The current state of the art approach for more efficient in buildings is based on the use of following materials and technologies:
1.thermal insulation materials,
2.efficient heating and cooling systems,
3.better ventilation and
4.integration of RES.

Efforts to demonstrate energy efficient buildings are affected by higher construction costs (1; 2; 4),
problems to adapt the solutions to different scenarios (1;2;3;4), system maintenance costs (2;4), and
also lack of knowledge in the management of the technologies for an optimum operation (2;3;4).

Current approaches aim mainly at energy reduction, and cannot conceptually target “energy self-sufficiency of a building” in cost and performance. The latter can be achieved through an integrated approach that combines building design with energy storage systems which could adapt their performance to the climatic conditions and energy demand of the building.
New tendencies in construction go trough lightweight buildings with well insulation materials distribution.
The thermal inertia of these buildings has been reduced. So, it becomes urgently necessary to compensate it by thermal storage systems.
From the utilities point of view, the state of the art in energy supply (generation, transmission, and distribution) is close to reach the upper limit in serving peak loads. Today, it is often impossible to meet energy needs without big investments in new infrastructures. The consequence is a lack of grid reliability, increased price, and the need of huge investment. The addition of energy storage to buildings is of utmost importance whether we plan to use power plants, renewals, or both, to make those buildings comfortable.
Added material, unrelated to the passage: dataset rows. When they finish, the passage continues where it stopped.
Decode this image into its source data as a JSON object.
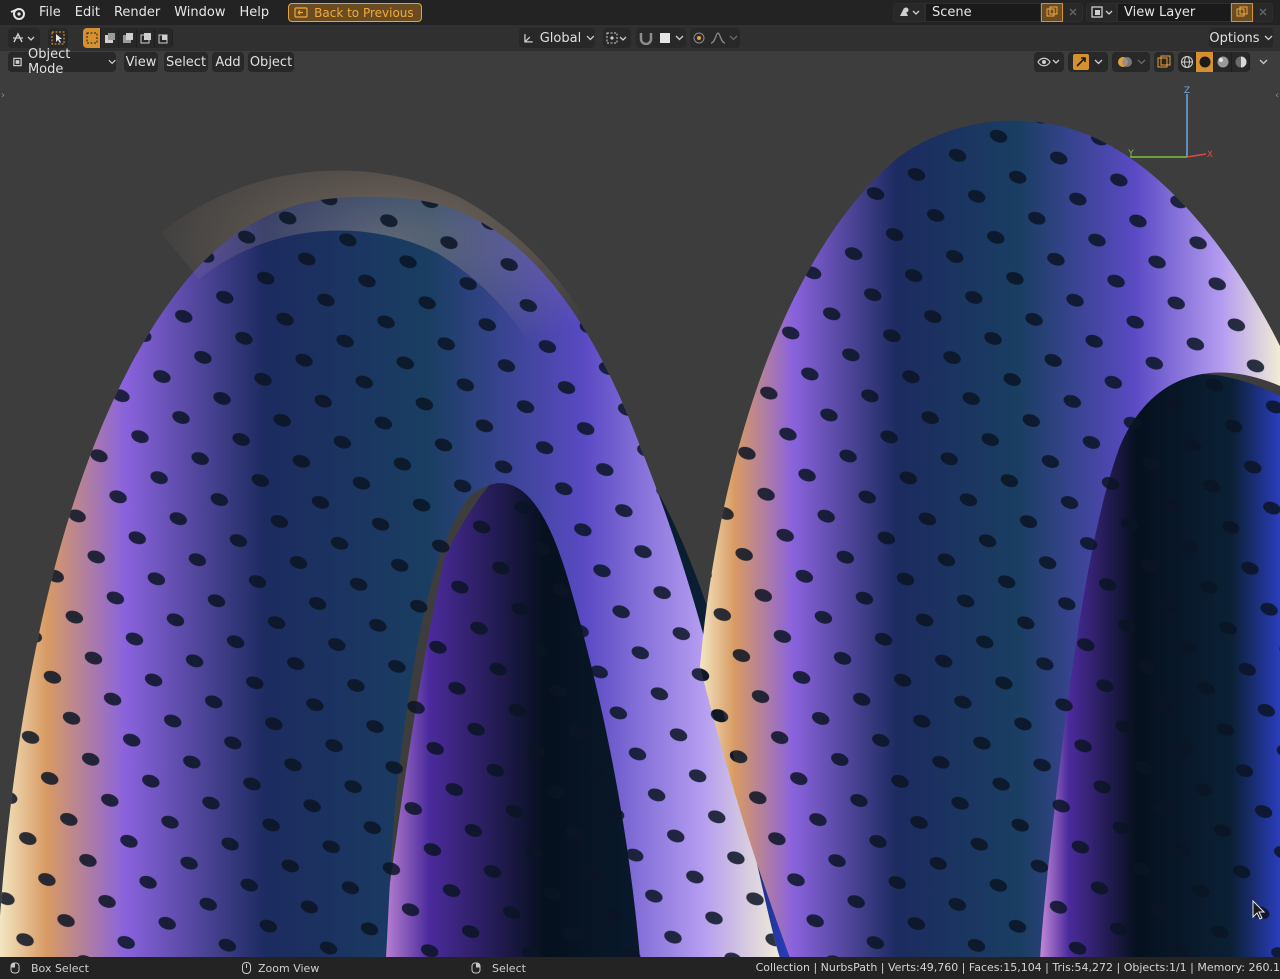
{
  "menu": {
    "items": [
      "File",
      "Edit",
      "Render",
      "Window",
      "Help"
    ],
    "back_button": "Back to Previous"
  },
  "scene": {
    "label": "Scene"
  },
  "view_layer": {
    "label": "View Layer"
  },
  "header_tools": {
    "transform_orientation": "Global",
    "options_label": "Options"
  },
  "viewport_header": {
    "mode": "Object Mode",
    "view": "View",
    "select": "Select",
    "add": "Add",
    "object": "Object"
  },
  "gizmo": {
    "z": "Z",
    "y": "Y",
    "x": "X"
  },
  "statusbar": {
    "left_action": "Box Select",
    "middle_action": "Zoom View",
    "right_action": "Select",
    "stats": "Collection | NurbsPath | Verts:49,760 | Faces:15,104 | Tris:54,272 | Objects:1/1 | Memory: 260.1"
  },
  "colors": {
    "accent": "#d7902f",
    "viewport_bg": "#3d3d3d",
    "header_bg": "#232323"
  }
}
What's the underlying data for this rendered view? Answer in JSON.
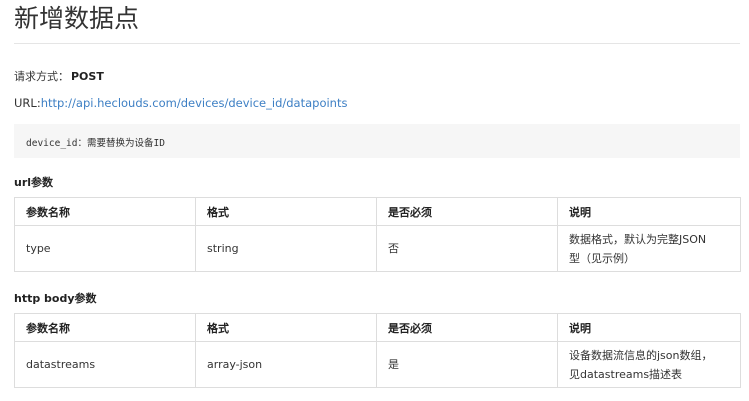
{
  "page": {
    "title": "新增数据点",
    "method_label": "请求方式：",
    "method_value": "POST",
    "url_label": "URL:",
    "url_value": "http://api.heclouds.com/devices/device_id/datapoints",
    "code_note": "device_id：需要替换为设备ID"
  },
  "url_params": {
    "heading": "url参数",
    "headers": [
      "参数名称",
      "格式",
      "是否必须",
      "说明"
    ],
    "rows": [
      {
        "name": "type",
        "format": "string",
        "required": "否",
        "desc1": "数据格式，默认为完整JSON",
        "desc2": "型（见示例）"
      }
    ]
  },
  "body_params": {
    "heading": "http body参数",
    "headers": [
      "参数名称",
      "格式",
      "是否必须",
      "说明"
    ],
    "rows": [
      {
        "name": "datastreams",
        "format": "array-json",
        "required": "是",
        "desc1": "设备数据流信息的json数组，",
        "desc2": "见datastreams描述表"
      }
    ]
  }
}
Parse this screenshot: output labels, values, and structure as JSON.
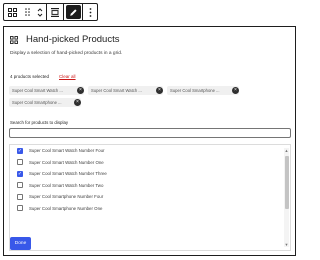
{
  "toolbar": {
    "buttons": [
      {
        "name": "block-type",
        "icon": "grid-icon"
      },
      {
        "name": "drag-handle",
        "icon": "drag-handle-icon"
      },
      {
        "name": "move",
        "icon": "chevron-up-down-icon"
      },
      {
        "name": "align",
        "icon": "align-icon"
      },
      {
        "name": "edit",
        "icon": "pencil-icon"
      },
      {
        "name": "options",
        "icon": "more-vertical-icon"
      }
    ]
  },
  "block": {
    "title": "Hand-picked Products",
    "description": "Display a selection of hand-picked products in a grid."
  },
  "selection": {
    "count_label": "4 products selected",
    "clear_label": "Clear all",
    "chips": [
      "Super Cool Smart Watch ...",
      "Super Cool Smart Watch ...",
      "Super Cool Smartphone ...",
      "Super Cool Smartphone ..."
    ]
  },
  "search": {
    "label": "Search for products to display",
    "value": "",
    "placeholder": ""
  },
  "products": [
    {
      "label": "Super Cool Smart Watch Number Four",
      "checked": true
    },
    {
      "label": "Super Cool Smart Watch Number One",
      "checked": false
    },
    {
      "label": "Super Cool Smart Watch Number Three",
      "checked": true
    },
    {
      "label": "Super Cool Smart Watch Number Two",
      "checked": false
    },
    {
      "label": "Super Cool Smartphone Number Four",
      "checked": false
    },
    {
      "label": "Super Cool Smartphone Number One",
      "checked": false
    }
  ],
  "done_label": "Done",
  "colors": {
    "accent": "#3858e9",
    "danger": "#cc1818",
    "border": "#1e1e1e"
  }
}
Our 24-hour day and seasonal cycles sets the circumstances for storage.
The revolutionary new approach of MESSIB is to create buildings and districts with new energy storage capacities. With this approach MESSIB will permit:

• A reduction of the total energy demand, which allows end users to reduce and optimize energy consumption. The share of conventional energies (fossil fuels) of this demand will be reduced.
• The adaptation, management and regulation of the energy demand in buildings, not only considering the building and districts themselves, but in interaction with the grid, improving the reliability, quality and security, increasing the efficiency of the network and reducing the energy price and price volatility.

Thermal storage can take the form of sensible heat storage (SHS) or latent heat storage (LHS). To store the same amount of energy, significantly larger quantities of storage medium are required for SHS in comparison to LHS. In buildings this can be illustrated by the sensible heat capacity of concrete, which is approximately 1.0 kJ/kgK, whereas calcium chlorine, which during phase transition can store/release 190 kJ/kg of heat. Solar thermal storage systems in buildings can be a solution to the time-mismatch between the internal space heating demand at night and external solar energy available during the day. When LHS is used to store solar energy it can increase the thermal storage efficiency of the building reducing the total energy demand.
There is a social and economic interest in the application of storage technologies to houses and buildings of offices derived from the existing potential market at European level, where the forecast of the growth of bioclimatic buildings is very large. The advantage of this application is that, the concept of Distributed Storage will be introduced, accordingly with the concept of Distributed Generation. The problem of the energy storage is its limitation as far as power and especially to energy, not having comparable systems to the generation power plants. With MESSIB, it can be obtained a great potential of stored energy by breaking up the stored energy in small units (ready in buildings of house and offices). In this way, it is finally arranged a potential of stored energy, equipping to the system with a certain global capacity of adapting, managing and regulating the energy demand in the building.

On the other hand, considering the integration of this technology with the use of RES, this project arises from the necessity of a more efficient energy management consuming less conventional energy. Nowadays, large amount of resources are wasted because of the fact that it is not being able to store the non-use energy at the moment of their production. That is, at present there is no possibility of using the generated energy after its production. On the contrary, the generated energy is used or is lost. But this fact, frontally clash crashes head on with the philosophy of the RES. That is the reason why ACCIONA and the rest of the MESSIB consortium are setting out alternatives to solve this problem.